Later, Egypt was occupied first by France, then by Britain, after which
Turkey tried to gain control but which led to an agreement and an independent
state, which from 1820 onward had free rule into Eastern Sudan. France took over
Algiers in 1830 and Egypt continued its expansion southward until it discovered
a great inland sea, sparking further interest for exploration by the Europeans,
who were very intrigued to learn of the source of the river Nile.

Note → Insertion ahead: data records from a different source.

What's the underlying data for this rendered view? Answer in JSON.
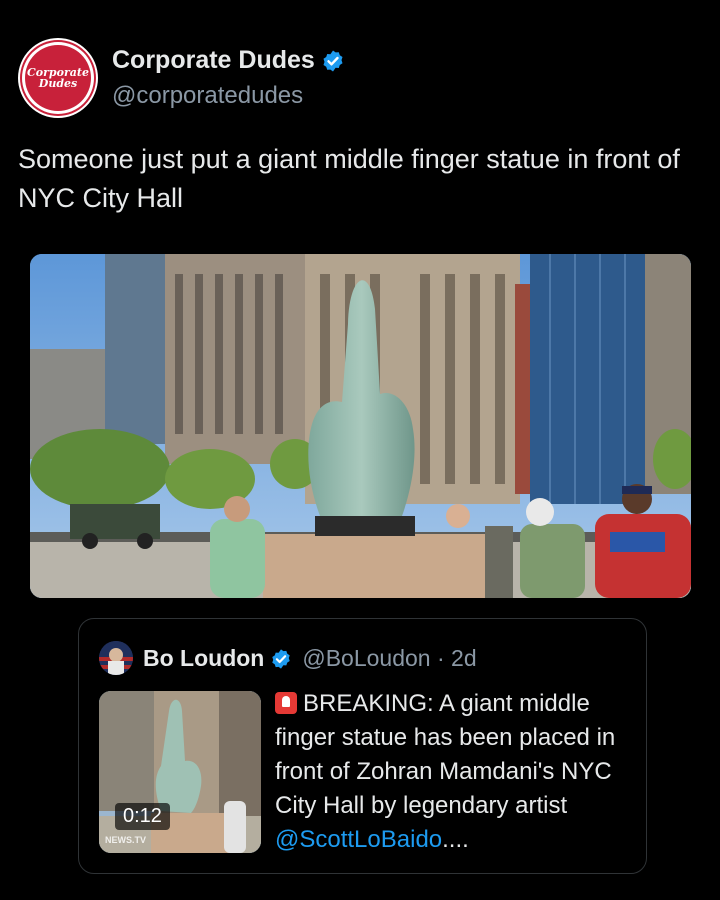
{
  "tweet": {
    "avatar_text_line1": "Corporate",
    "avatar_text_line2": "Dudes",
    "display_name": "Corporate Dudes",
    "handle": "@corporatedudes",
    "text": "Someone just put a giant middle finger statue in front of NYC City Hall",
    "verified": true
  },
  "quoted": {
    "display_name": "Bo Loudon",
    "handle_time": "@BoLoudon · 2d",
    "verified": true,
    "video_duration": "0:12",
    "thumb_watermark": "NEWS.TV",
    "text_before_link": "BREAKING: A giant middle finger statue has been placed in front of Zohran Mamdani's NYC City Hall by legendary artist ",
    "link_text": "@ScottLoBaido",
    "text_after_link": "....",
    "emoji_icon": "rotating-light-icon"
  },
  "colors": {
    "background": "#000000",
    "text_primary": "#e7e9ea",
    "text_secondary": "#8b98a5",
    "link": "#1d9bf0",
    "verified_badge": "#1d9bf0",
    "avatar_red": "#c8213a"
  }
}
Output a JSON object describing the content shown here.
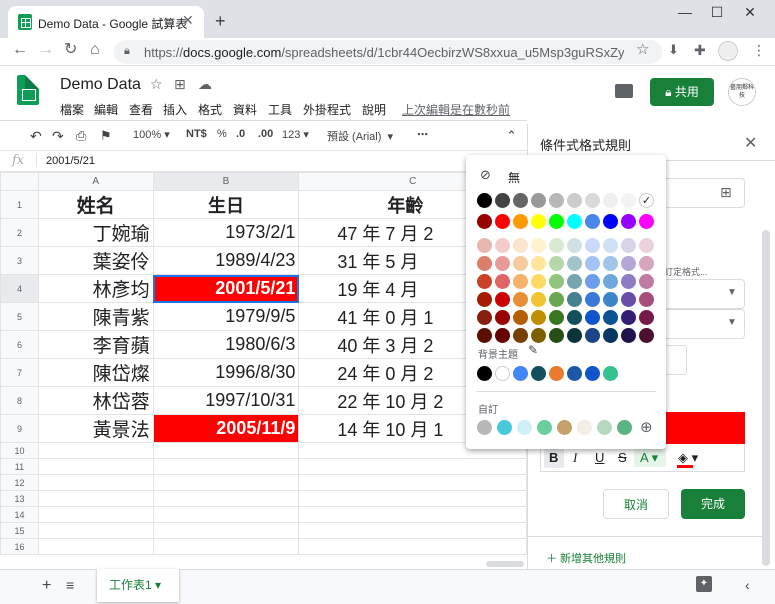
{
  "browser": {
    "tab_title": "Demo Data - Google 試算表",
    "url_prefix": "https://",
    "url_host": "docs.google.com",
    "url_path": "/spreadsheets/d/1cbr44OecbirzWS8xxua_u5Msp3guRSxZyX2..."
  },
  "doc": {
    "title": "Demo Data",
    "menus": [
      "檔案",
      "編輯",
      "查看",
      "插入",
      "格式",
      "資料",
      "工具",
      "外掛程式",
      "說明"
    ],
    "last_edit": "上次編輯是在數秒前",
    "share_label": "共用",
    "avatar_text": "藝朋鄰科技"
  },
  "toolbar": {
    "zoom": "100%",
    "currency": "NT$",
    "percent": "%",
    "dec_less": ".0",
    "dec_more": ".00",
    "format": "123",
    "font": "預設 (Arial)",
    "more": "⋯"
  },
  "formula": {
    "fx": "fx",
    "value": "2001/5/21"
  },
  "columns": [
    "A",
    "B",
    "C"
  ],
  "rows": [
    {
      "num": "1",
      "name": "姓名",
      "birth": "生日",
      "age": "年齡"
    },
    {
      "num": "2",
      "name": "丁婉瑜",
      "birth": "1973/2/1",
      "age": "47 年 7 月 2"
    },
    {
      "num": "3",
      "name": "葉姿伶",
      "birth": "1989/4/23",
      "age": "31 年 5 月"
    },
    {
      "num": "4",
      "name": "林彥均",
      "birth": "2001/5/21",
      "age": "19 年 4 月"
    },
    {
      "num": "5",
      "name": "陳青紫",
      "birth": "1979/9/5",
      "age": "41 年 0 月 1"
    },
    {
      "num": "6",
      "name": "李育蘋",
      "birth": "1980/6/3",
      "age": "40 年 3 月 2"
    },
    {
      "num": "7",
      "name": "陳岱燦",
      "birth": "1996/8/30",
      "age": "24 年 0 月 2"
    },
    {
      "num": "8",
      "name": "林岱蓉",
      "birth": "1997/10/31",
      "age": "22 年 10 月 2"
    },
    {
      "num": "9",
      "name": "黃景法",
      "birth": "2005/11/9",
      "age": "14 年 10 月 1"
    }
  ],
  "empty_rows": [
    "10",
    "11",
    "12",
    "13",
    "14",
    "15",
    "16"
  ],
  "sheet_tab": "工作表1",
  "panel": {
    "title": "條件式格式規則",
    "note": "訂定格式...",
    "cancel": "取消",
    "done": "完成",
    "add_rule": "＋ 新增其他規則"
  },
  "color_popup": {
    "none_label": "無",
    "theme_label": "背景主題",
    "custom_label": "自訂",
    "grays": [
      "#000000",
      "#434343",
      "#666666",
      "#999999",
      "#b7b7b7",
      "#cccccc",
      "#d9d9d9",
      "#efefef",
      "#f3f3f3",
      "#ffffff"
    ],
    "brights": [
      "#980000",
      "#ff0000",
      "#ff9900",
      "#ffff00",
      "#00ff00",
      "#00ffff",
      "#4a86e8",
      "#0000ff",
      "#9900ff",
      "#ff00ff"
    ],
    "shades": [
      [
        "#e6b8af",
        "#f4cccc",
        "#fce5cd",
        "#fff2cc",
        "#d9ead3",
        "#d0e0e3",
        "#c9daf8",
        "#cfe2f3",
        "#d9d2e9",
        "#ead1dc"
      ],
      [
        "#dd7e6b",
        "#ea9999",
        "#f9cb9c",
        "#ffe599",
        "#b6d7a8",
        "#a2c4c9",
        "#a4c2f4",
        "#9fc5e8",
        "#b4a7d6",
        "#d5a6bd"
      ],
      [
        "#cc4125",
        "#e06666",
        "#f6b26b",
        "#ffd966",
        "#93c47d",
        "#76a5af",
        "#6d9eeb",
        "#6fa8dc",
        "#8e7cc3",
        "#c27ba0"
      ],
      [
        "#a61c00",
        "#cc0000",
        "#e69138",
        "#f1c232",
        "#6aa84f",
        "#45818e",
        "#3c78d8",
        "#3d85c6",
        "#674ea7",
        "#a64d79"
      ],
      [
        "#85200c",
        "#990000",
        "#b45f06",
        "#bf9000",
        "#38761d",
        "#134f5c",
        "#1155cc",
        "#0b5394",
        "#351c75",
        "#741b47"
      ],
      [
        "#5b0f00",
        "#660000",
        "#783f04",
        "#7f6000",
        "#274e13",
        "#0c343d",
        "#1c4587",
        "#073763",
        "#20124d",
        "#4c1130"
      ]
    ],
    "theme": [
      "#000000",
      "#ffffff",
      "#4285f4",
      "#134f5c",
      "#ea7a2d",
      "#1d57a8",
      "#1155cc",
      "#34c38f"
    ],
    "custom": [
      "#b7b7b7",
      "#47c9d9",
      "#cfeff6",
      "#6bcf9b",
      "#c4a16b",
      "#f4ede6",
      "#b6d7c0",
      "#5bb383"
    ]
  }
}
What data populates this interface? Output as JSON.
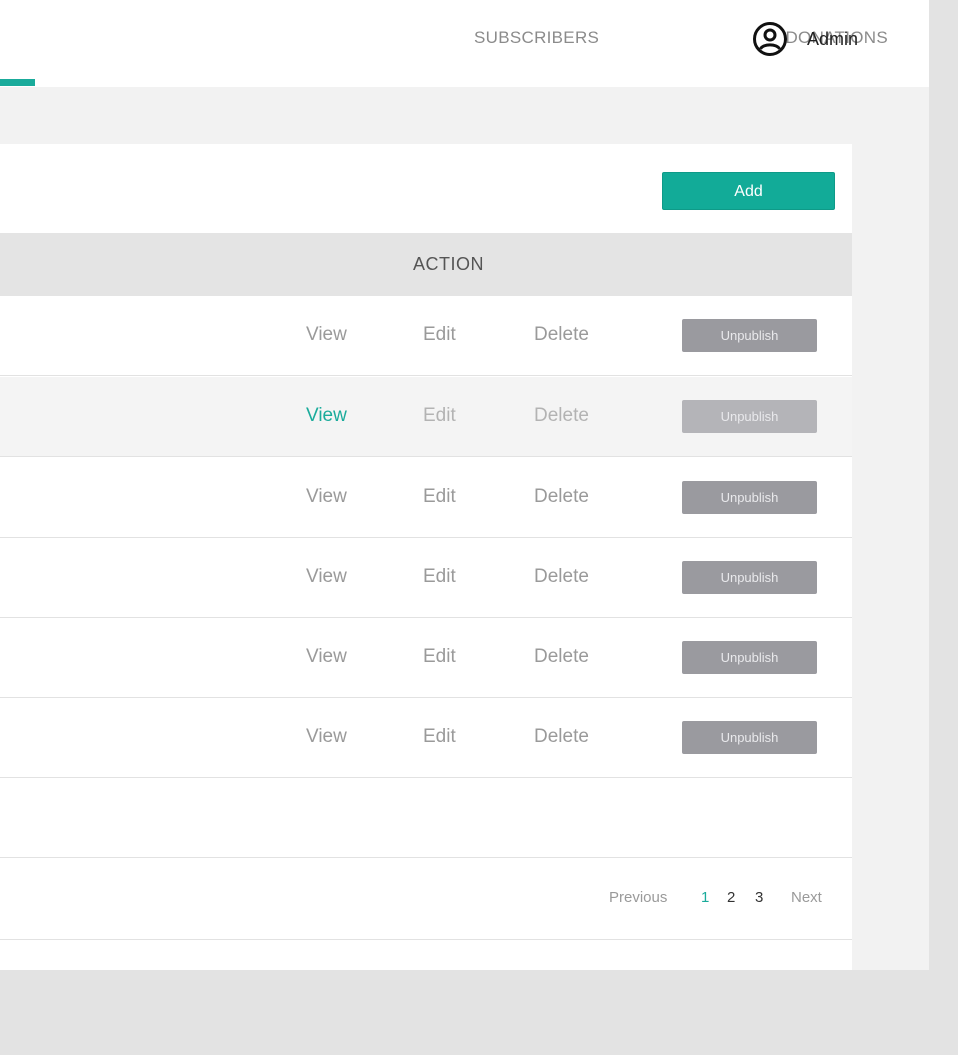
{
  "nav": {
    "donations_label": "DONATIONS",
    "subscribers_label": "SUBSCRIBERS",
    "user_name": "Admin",
    "user_icon": "user-circle-icon"
  },
  "toolbar": {
    "add_label": "Add"
  },
  "table": {
    "header_action": "ACTION",
    "rows": [
      {
        "view": "View",
        "edit": "Edit",
        "delete": "Delete",
        "unpublish": "Unpublish"
      },
      {
        "view": "View",
        "edit": "Edit",
        "delete": "Delete",
        "unpublish": "Unpublish"
      },
      {
        "view": "View",
        "edit": "Edit",
        "delete": "Delete",
        "unpublish": "Unpublish"
      },
      {
        "view": "View",
        "edit": "Edit",
        "delete": "Delete",
        "unpublish": "Unpublish"
      },
      {
        "view": "View",
        "edit": "Edit",
        "delete": "Delete",
        "unpublish": "Unpublish"
      },
      {
        "view": "View",
        "edit": "Edit",
        "delete": "Delete",
        "unpublish": "Unpublish"
      }
    ]
  },
  "pagination": {
    "previous": "Previous",
    "pages": [
      "1",
      "2",
      "3"
    ],
    "next": "Next",
    "current": "1"
  },
  "colors": {
    "accent": "#1aab9b",
    "button_grey": "#9a9a9f"
  }
}
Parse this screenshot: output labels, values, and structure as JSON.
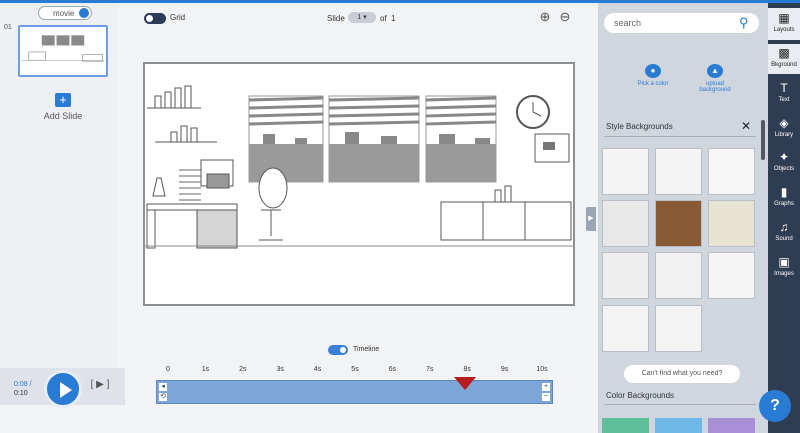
{
  "slides": {
    "mode_label": "movie",
    "slide_number": "01",
    "add_icon": "plus-icon",
    "add_label": "Add Slide"
  },
  "toolbar": {
    "grid_label": "Grid",
    "slide_label": "Slide",
    "slide_value": "1",
    "of_label": "of",
    "slide_total": "1",
    "zoom_in_icon": "zoom-in-icon",
    "zoom_out_icon": "zoom-out-icon"
  },
  "timeline": {
    "toggle_label": "Timeline",
    "time_current": "0:08 /",
    "time_total": "0:10",
    "ticks": [
      "0",
      "1s",
      "2s",
      "3s",
      "4s",
      "5s",
      "6s",
      "7s",
      "8s",
      "9s",
      "10s"
    ],
    "playhead_time_s": 8
  },
  "right_panel": {
    "search_placeholder": "search",
    "pick_color_label": "Pick a color",
    "upload_label": "upload background",
    "style_backgrounds_title": "Style Backgrounds",
    "cant_find_label": "Can't find what you need?",
    "color_backgrounds_title": "Color Backgrounds",
    "color_swatches": [
      "#5fbf9b",
      "#6fb9e6",
      "#a98fd6"
    ]
  },
  "rail": {
    "items": [
      {
        "label": "Layouts",
        "icon": "layouts-icon"
      },
      {
        "label": "Bkground",
        "icon": "background-icon"
      },
      {
        "label": "Text",
        "icon": "text-icon"
      },
      {
        "label": "Library",
        "icon": "library-icon"
      },
      {
        "label": "Objects",
        "icon": "objects-icon"
      },
      {
        "label": "Graphs",
        "icon": "graphs-icon"
      },
      {
        "label": "Sound",
        "icon": "sound-icon"
      },
      {
        "label": "Images",
        "icon": "images-icon"
      }
    ],
    "help_label": "?"
  },
  "colors": {
    "accent": "#2a7bd4",
    "rail_bg": "#2f3d52",
    "timeline_track": "#7da5d8",
    "playhead": "#b71c1c"
  }
}
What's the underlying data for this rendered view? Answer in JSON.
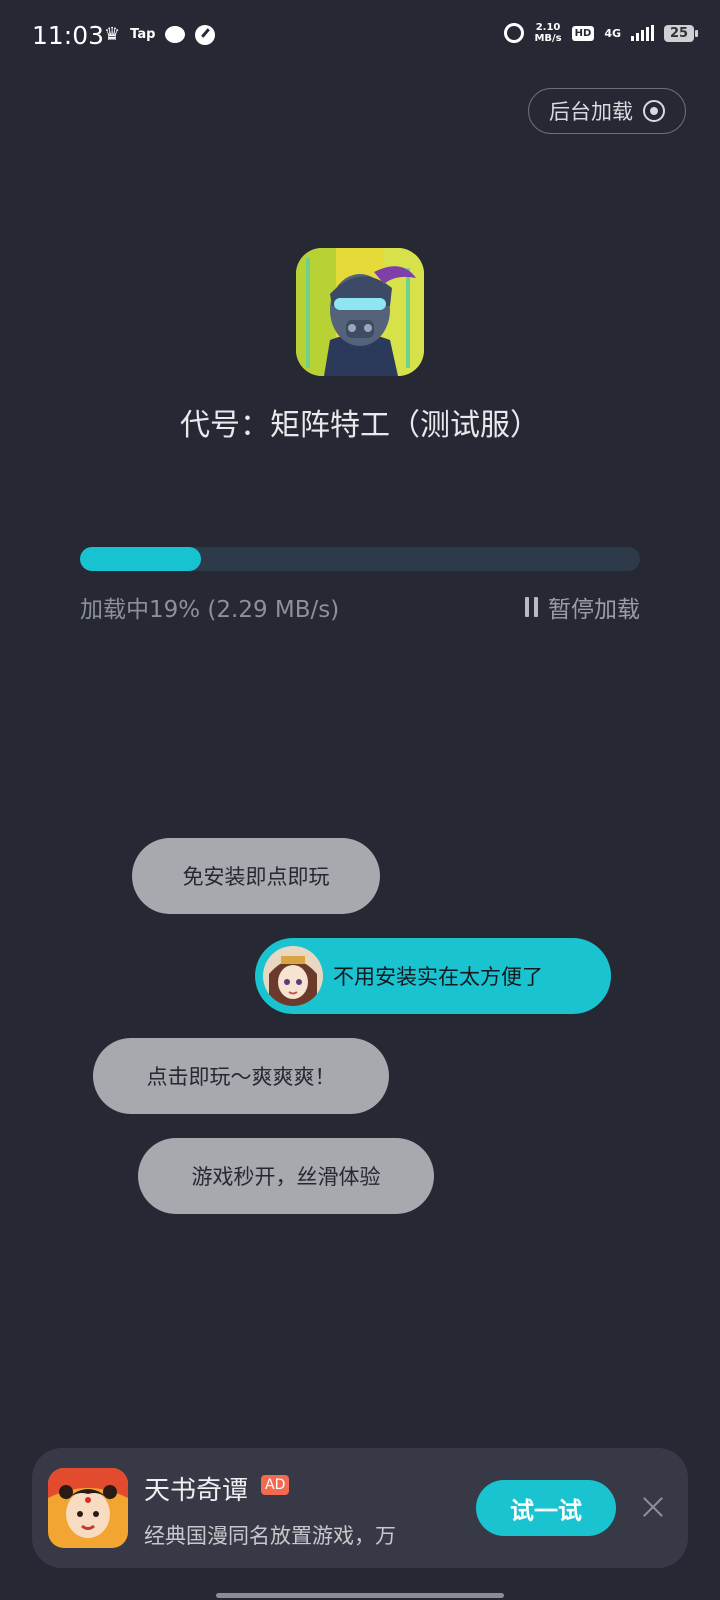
{
  "status_bar": {
    "time": "11:03",
    "tap_label": "Tap",
    "net_speed_value": "2.10",
    "net_speed_unit": "MB/s",
    "hd": "HD",
    "network": "4G",
    "battery": "25"
  },
  "background_load": {
    "label": "后台加载",
    "icon": "target-icon"
  },
  "app": {
    "title": "代号：矩阵特工（测试服）"
  },
  "progress": {
    "percent": 19,
    "text": "加载中19% (2.29 MB/s)",
    "pause_label": "暂停加载"
  },
  "chat_messages": [
    {
      "text": "免安装即点即玩"
    },
    {
      "text": "不用安装实在太方便了"
    },
    {
      "text": "点击即玩～爽爽爽！"
    },
    {
      "text": "游戏秒开，丝滑体验"
    }
  ],
  "ad": {
    "title": "天书奇谭",
    "badge": "AD",
    "description": "经典国漫同名放置游戏，万",
    "button": "试一试"
  },
  "colors": {
    "accent": "#18c3d1",
    "background": "#262833"
  }
}
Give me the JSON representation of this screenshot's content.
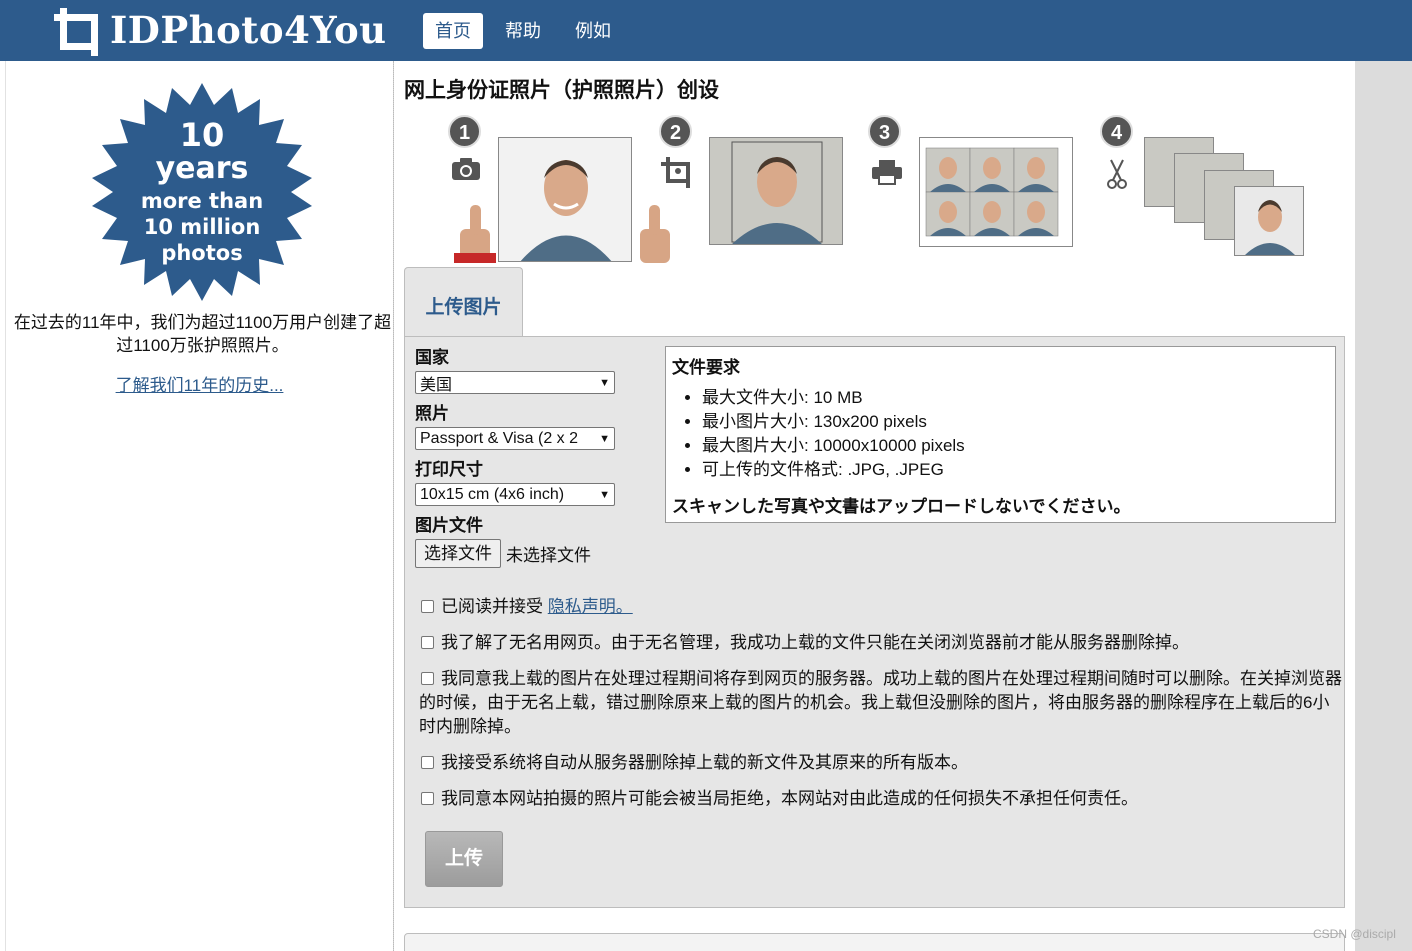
{
  "header": {
    "logo_text": "IDPhoto4You",
    "nav": [
      {
        "label": "首页",
        "active": true
      },
      {
        "label": "帮助",
        "active": false
      },
      {
        "label": "例如",
        "active": false
      }
    ]
  },
  "sidebar": {
    "badge": {
      "line1": "10",
      "line2": "years",
      "line3": "more than",
      "line4": "10 million",
      "line5": "photos"
    },
    "description": "在过去的11年中，我们为超过1100万用户创建了超过1100万张护照照片。",
    "history_link": "了解我们11年的历史..."
  },
  "main": {
    "title": "网上身份证照片（护照照片）创设",
    "steps": [
      {
        "number": "1",
        "icon": "camera-icon"
      },
      {
        "number": "2",
        "icon": "crop-icon"
      },
      {
        "number": "3",
        "icon": "printer-icon"
      },
      {
        "number": "4",
        "icon": "scissors-icon"
      }
    ],
    "tab_label": "上传图片",
    "form": {
      "country_label": "国家",
      "country_value": "美国",
      "photo_label": "照片",
      "photo_value": "Passport & Visa (2 x 2",
      "print_label": "打印尺寸",
      "print_value": "10x15 cm (4x6 inch)",
      "file_label": "图片文件",
      "file_button": "选择文件",
      "file_status": "未选择文件"
    },
    "requirements": {
      "title": "文件要求",
      "items": [
        "最大文件大小: 10 MB",
        "最小图片大小: 130x200 pixels",
        "最大图片大小: 10000x10000 pixels",
        "可上传的文件格式: .JPG, .JPEG"
      ],
      "warning": "スキャンした写真や文書はアップロードしないでください。"
    },
    "checkboxes": {
      "privacy_prefix": "已阅读并接受",
      "privacy_link": "隐私声明。",
      "anonymous": "我了解了无名用网页。由于无名管理，我成功上载的文件只能在关闭浏览器前才能从服务器删除掉。",
      "storage": "我同意我上载的图片在处理过程期间将存到网页的服务器。成功上载的图片在处理过程期间随时可以删除。在关掉浏览器的时候，由于无名上载，错过删除原来上载的图片的机会。我上载但没删除的图片，将由服务器的删除程序在上载后的6小时内删除掉。",
      "auto_delete": "我接受系统将自动从服务器删除掉上载的新文件及其原来的所有版本。",
      "rejection": "我同意本网站拍摄的照片可能会被当局拒绝，本网站对由此造成的任何损失不承担任何责任。"
    },
    "upload_button": "上传"
  },
  "watermark": "CSDN @discipl",
  "colors": {
    "brand": "#2d5b8c",
    "panel": "#e6e6e6",
    "button_disabled": "#a8a8a8"
  }
}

Meanwhile, in the southern half of the continent, Protestant missionaries
were performing their zealous expansionary work, often themselves converting to
explorers and pioneers of trade and empire, such as David Livingstone. In this
way, the last blank spots on the map of Africa were filled. Following the heals
of these missionaries and explorers were European railways, a technology which
helped open up the interior for further exploitation and the spread of different
With the greed of manufacturers and traders on the one hand, and the
philanthropic zeal to "Christianise the savage barbarians" on the other hand,
the continent was partitioned and allocated into foreign ownership on the
drawing tables of Europe (with the exception of Ethiopia and Liberia), without
the slightest consultation of the Africans it was affecting. In some areas the
conquests were primarily for economic reasons, while in other areas the dominion
included an immigration of whites and the setting up of new communities and
minority white-administered cities and zones. France even aspired to
incorporating Algiers into its motherland, inasmuch making it an integral part
of the European mainland.
But subduing Africa by white power alone was not sufficient but required the
cooperation of local tribes, who exploited this weakness to work out agreements
and strengthen themselves against other tribes. Inevitably such shifts in local
power structures created friction and instability.
Up to World War I
Germany jumped late onto the colonial board, and during WWI
the Africans witnessed the barbarity of European battles. Africans were summoned
to help and they quickly realised their strength, and the newly exposed weakness
of "invincible Europe". A new sense of African unity and pride developed because
of this, although European hold on the continent remained strong. Mussolini even
tried to take over Ethiopia, but this last unconquered African nation held out
and sent the Italian troops scattering westward.
Decolonisation and a New Africa
Then came WWII, where the demise of Germany’s influence in Africa fell with
hammer to nail in coffin, and by 1951 Libya was the first in a long domino to
free itself from the grips of colonial power (although Liberia, South Africa,
Egypt and Ethiopia were already independent.) Most other African countries
followed suit over the next two decades, sometimes with bitter wars, with the
remaining gaining independence through the 70s and 80s (the last, Eritrea, split
from Ethiopia in 1993). Many of the cities, even countries, originally founded
by whites were given new names.
But with a change of the guard, rebellions, and the ethnic and deep rooted
tensions which arose because of the arbitrary borders drafted in Europe,
instability in many parts of Africa ensued. Europe continued to profits from
Africa by selling arms to the many warring factions, leading to further
instability with the fumbling for new power. Even worse, some weapons, such as
land mines, made it difficult for farmers to grow crops and who were maimed or
killed in the process. Such instability, constant wars and lost arable land led
to broad starvation and suffering. Most recently, the nationalisation and nab
for land by president Robert MUGABE of Zimbabwe has led to a substantial decrease in crop
yields there due to the poor training of the new landowners, or simply because
the new owners profited shortsightedly by selling off all the captured farm
equipment, leaving the fields to rot. <study further>
Horrible atrocities were committed between the Hutu and Tutsi tribes in
Rwanda, a segregation of very similar people and first begun by the Belgians.